О старике он знал, это мать тоже рассказывала с чьих-то слов, что при первой же бомбежке завода погибли у него две взрослые дочери.
Ивлев пытался понять, почему старик кормил его сухарями, а то, что он его кормил, было достоверно, иначе не выжил бы. Да и помнил он вкус сухарей, размоченных в грязноватой, из растопленного снега воде… Может быть, старик сошел с ума и принял его, мальчика, за одну из своих дочерей в детстве? У него к тому времени отросли локоны, и по ним можно было принять его за девочку. Наверное, после смерти бабушки он какое-то время спустя поднялся этажом выше и забрел к старику, возможно, по запаху дыма от его «буржуйки»…

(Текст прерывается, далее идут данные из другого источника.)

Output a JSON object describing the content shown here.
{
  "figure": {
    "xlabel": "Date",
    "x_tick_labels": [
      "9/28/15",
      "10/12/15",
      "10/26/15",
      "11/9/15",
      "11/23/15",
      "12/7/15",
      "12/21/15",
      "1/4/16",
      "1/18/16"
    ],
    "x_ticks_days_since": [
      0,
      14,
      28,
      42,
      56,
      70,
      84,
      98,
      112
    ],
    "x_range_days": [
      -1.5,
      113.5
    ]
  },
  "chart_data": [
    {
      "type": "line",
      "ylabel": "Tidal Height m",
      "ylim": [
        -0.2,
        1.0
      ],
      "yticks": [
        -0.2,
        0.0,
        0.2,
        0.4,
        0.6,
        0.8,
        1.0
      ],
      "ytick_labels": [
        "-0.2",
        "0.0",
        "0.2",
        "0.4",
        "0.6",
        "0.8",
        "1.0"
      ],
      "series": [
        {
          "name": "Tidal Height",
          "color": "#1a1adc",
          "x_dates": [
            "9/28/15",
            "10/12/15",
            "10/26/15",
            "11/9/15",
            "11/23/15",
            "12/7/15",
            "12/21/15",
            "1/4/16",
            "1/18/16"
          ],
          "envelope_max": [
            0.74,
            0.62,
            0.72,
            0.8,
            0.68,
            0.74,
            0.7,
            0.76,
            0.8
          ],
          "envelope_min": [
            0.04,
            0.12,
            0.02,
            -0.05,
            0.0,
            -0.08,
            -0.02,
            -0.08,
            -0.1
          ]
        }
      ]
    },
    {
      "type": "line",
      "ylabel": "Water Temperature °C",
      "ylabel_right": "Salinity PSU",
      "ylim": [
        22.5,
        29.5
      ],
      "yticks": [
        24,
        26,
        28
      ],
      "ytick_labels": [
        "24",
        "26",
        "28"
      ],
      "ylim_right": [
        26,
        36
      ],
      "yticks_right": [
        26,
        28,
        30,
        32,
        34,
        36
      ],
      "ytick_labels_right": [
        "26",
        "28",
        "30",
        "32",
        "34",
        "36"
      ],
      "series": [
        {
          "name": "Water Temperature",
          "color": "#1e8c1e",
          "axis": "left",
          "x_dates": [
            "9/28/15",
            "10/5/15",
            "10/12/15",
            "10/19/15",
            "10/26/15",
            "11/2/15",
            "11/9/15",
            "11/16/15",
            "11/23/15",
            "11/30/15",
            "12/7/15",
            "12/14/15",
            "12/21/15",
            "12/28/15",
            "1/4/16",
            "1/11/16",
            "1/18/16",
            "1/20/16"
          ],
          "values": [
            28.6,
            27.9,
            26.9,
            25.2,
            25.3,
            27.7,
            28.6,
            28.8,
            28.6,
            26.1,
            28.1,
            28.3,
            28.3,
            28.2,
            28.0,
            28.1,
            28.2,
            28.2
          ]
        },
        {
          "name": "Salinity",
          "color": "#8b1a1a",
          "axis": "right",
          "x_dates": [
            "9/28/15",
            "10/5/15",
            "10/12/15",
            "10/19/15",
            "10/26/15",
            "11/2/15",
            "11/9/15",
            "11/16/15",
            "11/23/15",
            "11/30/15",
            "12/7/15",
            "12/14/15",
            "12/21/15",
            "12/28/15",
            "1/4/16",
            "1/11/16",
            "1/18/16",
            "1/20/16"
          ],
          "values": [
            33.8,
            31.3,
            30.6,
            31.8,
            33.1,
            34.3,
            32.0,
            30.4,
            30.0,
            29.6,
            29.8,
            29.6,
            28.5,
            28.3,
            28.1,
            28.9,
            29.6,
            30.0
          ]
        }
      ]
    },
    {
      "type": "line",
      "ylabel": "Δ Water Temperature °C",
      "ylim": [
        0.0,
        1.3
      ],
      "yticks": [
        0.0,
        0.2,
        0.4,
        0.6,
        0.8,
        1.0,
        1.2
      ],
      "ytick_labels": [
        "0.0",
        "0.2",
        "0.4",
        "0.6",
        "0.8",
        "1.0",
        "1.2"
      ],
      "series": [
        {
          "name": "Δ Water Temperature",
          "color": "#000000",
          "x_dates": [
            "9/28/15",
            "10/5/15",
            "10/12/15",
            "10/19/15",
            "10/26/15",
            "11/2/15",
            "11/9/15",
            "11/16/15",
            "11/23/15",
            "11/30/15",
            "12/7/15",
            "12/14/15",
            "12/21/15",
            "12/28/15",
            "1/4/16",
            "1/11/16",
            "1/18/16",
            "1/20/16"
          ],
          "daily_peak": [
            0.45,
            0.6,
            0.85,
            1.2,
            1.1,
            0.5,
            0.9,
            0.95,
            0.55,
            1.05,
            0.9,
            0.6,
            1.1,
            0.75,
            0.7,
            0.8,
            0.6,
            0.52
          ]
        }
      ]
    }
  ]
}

Или старик спасал его сознательно, побеждая собственный голод, и выбросился из окна в отчаянной надежде, что кто-то обратит внимание на квартиру на четвертом этаже и подберет чужого ребенка?..
Надо было исходить из этого и попытаться вжиться в такой характер, понять, отчего человек совершает поступки гуманные до самоотречения… И решить для себя, не должно ли подобное свойство характера быть в современнике основным…
Радовало, что рассуждения его не были отвлеченными; он же нашел в себе силы понять дочь и Федора, поступился ради будущего своим покоем. И потому-то был уверен вполне, что лишь такое понимание, основанное на любви к другим, предопределяет развитие жизни… «Если в прошлом, — думал Всеволод Александрович, войны, звериные, по существу, инстинкты двигали историческое время, то сейчас, когда сознание оснастилось до того, что все в большей мере начинает определять бытие, время это целиком зависит от гуманных свойств личности…»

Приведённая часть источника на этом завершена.